A dozen former pupils of the old King Edward VII Upper School gathered at its crumbling remains this week for the first time in half-a-century to enjoy a poignant reunion.
They were last together for a stage production at the Melton school in 1968, and many have gone on to stellar careers working in business, medicine, the legal profession and top level sport.
As the old friends greeted each other at the entrance to the old school, which closed in 2011, they were saddened to see most of the site now demolished to make way for a new housing development.
Robert Treharne Jones, who is now 68, told the Melton Times at Tuesday’s reunion: “Having seen the school today it is clearly in a sorry state, but we have our memories of schooldays here and nothing can erase them.”
Robert went on to a career in medicine and is now a venue commentator on top level rowing meetings including the Olympic Games - one of his best memories was calling the finishes to races at the 2012 London games.
He was responsible for bringing them all together again, adding: “I’m a professional genealogist so I had the interesting job of trying to track everyone down.
“There is still half of the cast who I couldn’t find. I know one person is in Thailand and another is in Australia but I couldn’t trace the others unfortunately.”
They chatted about their various roles in school theatre productions during the late 1960s, including that last one - The Lark, which is based on the story of Joan of Arc.
Mockie Harrison, who played Joan, rose to become head of the home design team at John Lewis after leaving.
She recalled: “We used real fire for the scene when Joan was burned at the stake. Someone actually set fire to my hair by mistake and he went on to become my husband.”
A love of drama at the school led on to bigger things on the stage, particularly for Jenny Whitby, who joined Michael Bogdanov’s theatre company, based at Leicester’s Phoenix and Haymarket Theatres, before pursuing a teaching career.
Looking around the school site she said: “There were a lot more trees back in our day. But I am very pleased to see the line of cedars is still here because that was a great memory from back then.”
Some of the 1968 cast members went abroad, like Chris Harris, who emigrated to the United States to become head of design and production in the award-winning theatre department at Willamette University in Oregon.
Two former students at the reunion who still live in Melton were Brian Haines and Wayne Jones.

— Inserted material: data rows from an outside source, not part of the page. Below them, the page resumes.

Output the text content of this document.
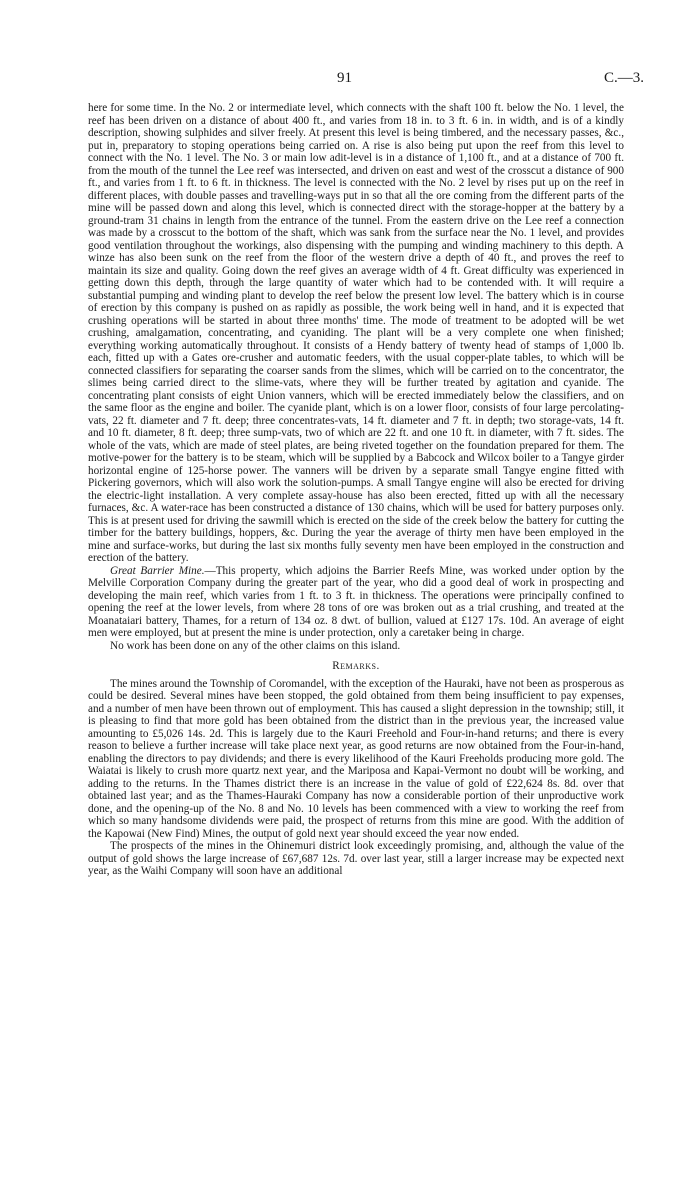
91	C.—3.

here for some time. In the No. 2 or intermediate level, which connects with the shaft 100 ft. below the No. 1 level, the reef has been driven on a distance of about 400 ft., and varies from 18 in. to 3 ft. 6 in. in width, and is of a kindly description, showing sulphides and silver freely. At present this level is being timbered, and the necessary passes, &c., put in, preparatory to stoping operations being carried on. A rise is also being put upon the reef from this level to connect with the No. 1 level. The No. 3 or main low adit-level is in a distance of 1,100 ft., and at a distance of 700 ft. from the mouth of the tunnel the Lee reef was intersected, and driven on east and west of the crosscut a distance of 900 ft., and varies from 1 ft. to 6 ft. in thickness. The level is connected with the No. 2 level by rises put up on the reef in different places, with double passes and travelling-ways put in so that all the ore coming from the different parts of the mine will be passed down and along this level, which is connected direct with the storage-hopper at the battery by a ground-tram 31 chains in length from the entrance of the tunnel. From the eastern drive on the Lee reef a connection was made by a crosscut to the bottom of the shaft, which was sank from the surface near the No. 1 level, and provides good ventilation throughout the workings, also dispensing with the pumping and winding machinery to this depth. A winze has also been sunk on the reef from the floor of the western drive a depth of 40 ft., and proves the reef to maintain its size and quality. Going down the reef gives an average width of 4 ft. Great difficulty was experienced in getting down this depth, through the large quantity of water which had to be contended with. It will require a substantial pumping and winding plant to develop the reef below the present low level. The battery which is in course of erection by this company is pushed on as rapidly as possible, the work being well in hand, and it is expected that crushing operations will be started in about three months' time. The mode of treatment to be adopted will be wet crushing, amalgamation, concentrating, and cyaniding. The plant will be a very complete one when finished; everything working automatically throughout. It consists of a Hendy battery of twenty head of stamps of 1,000 lb. each, fitted up with a Gates ore-crusher and automatic feeders, with the usual copper-plate tables, to which will be connected classifiers for separating the coarser sands from the slimes, which will be carried on to the concentrator, the slimes being carried direct to the slime-vats, where they will be further treated by agitation and cyanide. The concentrating plant consists of eight Union vanners, which will be erected immediately below the classifiers, and on the same floor as the engine and boiler. The cyanide plant, which is on a lower floor, consists of four large percolating-vats, 22 ft. diameter and 7 ft. deep; three concentrates-vats, 14 ft. diameter and 7 ft. in depth; two storage-vats, 14 ft. and 10 ft. diameter, 8 ft. deep; three sump-vats, two of which are 22 ft. and one 10 ft. in diameter, with 7 ft. sides. The whole of the vats, which are made of steel plates, are being riveted together on the foundation prepared for them. The motive-power for the battery is to be steam, which will be supplied by a Babcock and Wilcox boiler to a Tangye girder horizontal engine of 125-horse power. The vanners will be driven by a separate small Tangye engine fitted with Pickering governors, which will also work the solution-pumps. A small Tangye engine will also be erected for driving the electric-light installation. A very complete assay-house has also been erected, fitted up with all the necessary furnaces, &c. A water-race has been constructed a distance of 130 chains, which will be used for battery purposes only. This is at present used for driving the sawmill which is erected on the side of the creek below the battery for cutting the timber for the battery buildings, hoppers, &c. During the year the average of thirty men have been employed in the mine and surface-works, but during the last six months fully seventy men have been employed in the construction and erection of the battery.

Great Barrier Mine.—This property, which adjoins the Barrier Reefs Mine, was worked under option by the Melville Corporation Company during the greater part of the year, who did a good deal of work in prospecting and developing the main reef, which varies from 1 ft. to 3 ft. in thickness. The operations were principally confined to opening the reef at the lower levels, from where 28 tons of ore was broken out as a trial crushing, and treated at the Moanataiari battery, Thames, for a return of 134 oz. 8 dwt. of bullion, valued at £127 17s. 10d. An average of eight men were employed, but at present the mine is under protection, only a caretaker being in charge.

No work has been done on any of the other claims on this island.

Remarks.

The mines around the Township of Coromandel, with the exception of the Hauraki, have not been as prosperous as could be desired. Several mines have been stopped, the gold obtained from them being insufficient to pay expenses, and a number of men have been thrown out of employment. This has caused a slight depression in the township; still, it is pleasing to find that more gold has been obtained from the district than in the previous year, the increased value amounting to £5,026 14s. 2d. This is largely due to the Kauri Freehold and Four-in-hand returns; and there is every reason to believe a further increase will take place next year, as good returns are now obtained from the Four-in-hand, enabling the directors to pay dividends; and there is every likelihood of the Kauri Freeholds producing more gold. The Waiatai is likely to crush more quartz next year, and the Mariposa and Kapai-Vermont no doubt will be working, and adding to the returns. In the Thames district there is an increase in the value of gold of £22,624 8s. 8d. over that obtained last year; and as the Thames-Hauraki Company has now a considerable portion of their unproductive work done, and the opening-up of the No. 8 and No. 10 levels has been commenced with a view to working the reef from which so many handsome dividends were paid, the prospect of returns from this mine are good. With the addition of the Kapowai (New Find) Mines, the output of gold next year should exceed the year now ended.

The prospects of the mines in the Ohinemuri district look exceedingly promising, and, although the value of the output of gold shows the large increase of £67,687 12s. 7d. over last year, still a larger increase may be expected next year, as the Waihi Company will soon have an additional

Brian Gunn trained as a lawyer in the town with Oldham and Marsh and went on to be awarded an OBE after rising to become deputy chief crown prosecutor for CPS East Midlands.
Also present on Tuesday were Lee Kirk, Dave Collins, Tania Lambley and Lyn Eyre, who became a professor of work psychology and, in retirement, produced a BAFTA-accredited short film called ‘Closets’ which premiered at The Chinese Theatre in Hollywood.
The old friends went on later to enjoy a dinner at Scalford Country House Hotel and afterwards they performed a dramatised reading of The Lark, in the roles they played before. Five have kept their original scripts from the play.